Are you craving a quick, healthy, and incredibly flavorful dinner? Look no further! This shrimp and potato recipe is your answer. It’s a fantastic example of homemade cooking that's surprisingly easy, even for busy weeknights. Get ready to impress yourself and your family with this delicious dish – a perfect blend of savory shrimp and tender potatoes. This recipe is packed with flavor and is a great source of protein and healthy carbohydrates. It's one of the best recipes for a quick dinner, perfect for those healthy meal goals!
Ingredients:
- 1 lb large shrimp, peeled and deveined
- 1 lb small red potatoes, quartered
- 1 tbsp olive oil
- 1/2 cup chopped onion
- 2 cloves garlic, minced
- 1/4 cup chopped fresh parsley
- 1/4 tsp red pepper flakes (optional, for a little heat)

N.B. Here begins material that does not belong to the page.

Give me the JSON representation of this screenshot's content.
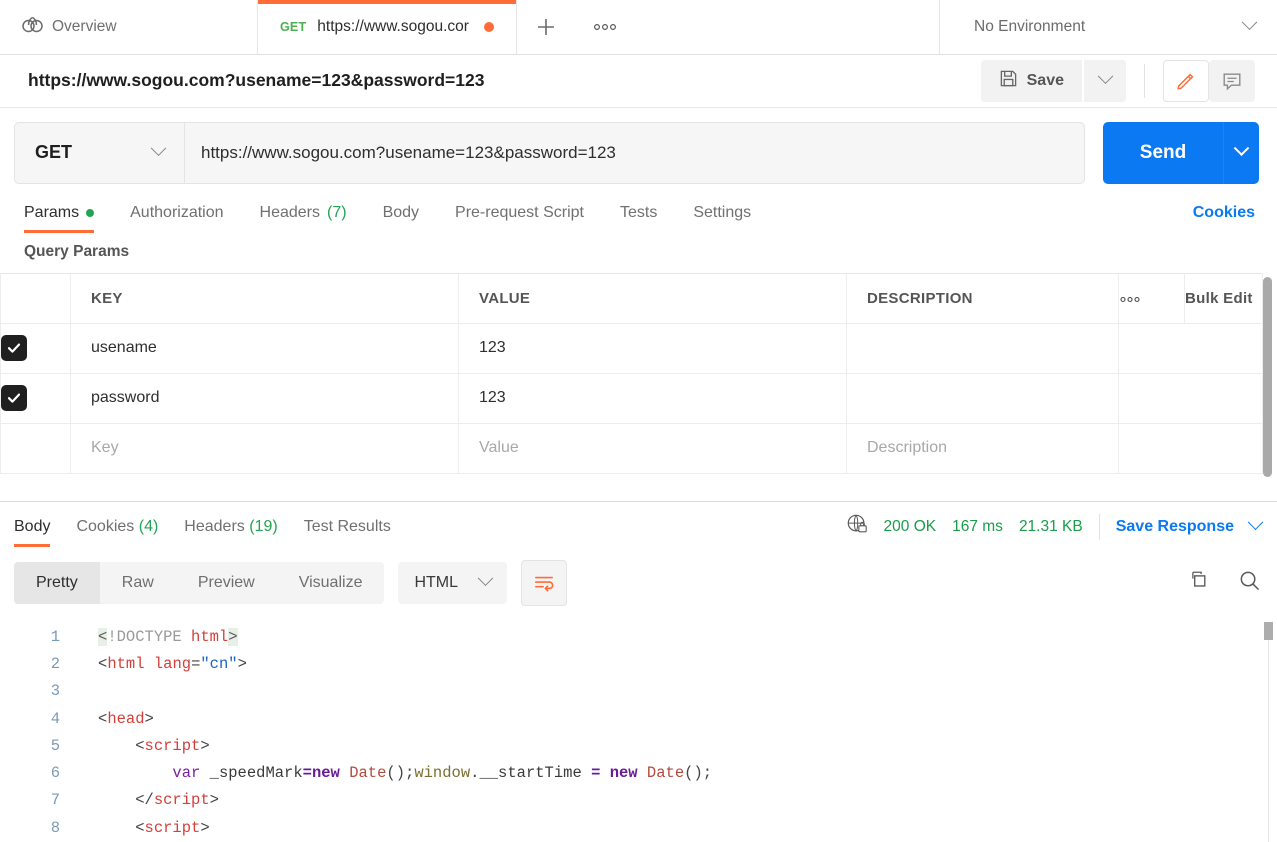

- Salt and black pepper to taste
- 2 tbsp lemon juice
- 1 tbsp butter (optional, for extra richness)
Instructions:
Get started:
- Begin by washing and quartering the potatoes. Make sure the pieces are relatively uniform in size for even cooking.
Sauté the aromatics:
- Heat the olive oil in a large skillet over medium heat. Add the chopped onion and cook until softened, about 5 minutes. Stir in the minced garlic and red pepper flakes (if using) and cook for another minute until fragrant. This step builds the delicious base of your dish.
Cook the potatoes:
- Add the quartered potatoes to the skillet and cook, stirring occasionally, until they begin to soften, about 8-10 minutes. You want them tender but not falling apart.
Add the shrimp and simmer:
- Add the shrimp to the skillet. Season everything with salt and pepper to taste. Cook for 2-3 minutes per side, or until the shrimp is pink and cooked through. Avoid overcooking the shrimp, as it can become tough.
Finish and serve:
- Stir in the lemon juice and fresh parsley. If using, add the butter and let it melt into the sauce, creating a lovely richness. Serve immediately and enjoy this easy and flavorful meal.
Tips for Success:
- Prep ahead: You can chop the potatoes and onions earlier in the day to save time during weeknight cooking.
- Don't overcrowd the pan: If you have a lot of shrimp and potatoes, it's best to cook them in batches to ensure even cooking.
- Adjust seasoning to your liking: Feel free to adjust the amount of red pepper flakes, salt, and pepper to suit your taste preferences.
Variations:
- Add other vegetables: Feel free to add other vegetables like bell peppers, zucchini, or asparagus to the skillet along with the potatoes.
- Spice it up: Experiment with different spices like paprika, cumin, or chili powder to add a unique flavor profile.
- Creamy version: Stir in a splash of heavy cream or coconut milk at the end for a richer and creamier sauce.
Nutritional Information (per serving, approximate):
This will vary slightly based on portion size and ingredients used, but a general estimate for one serving is:
- Calories: Approximately 300-350
- Protein: Approximately 25-30g
- Carbohydrates: Approximately 25-30g
- Fat: Approximately 10-15g
This simple shrimp and potato recipe is a fantastic addition to your repertoire of quick dinner ideas and easy recipes. Enjoy this delicious and healthy meal! It's a perfect example of how simple homemade cooking can be both satisfying and nutritious. This is undoubtedly one of the best recipes for a healthy and delicious weeknight meal.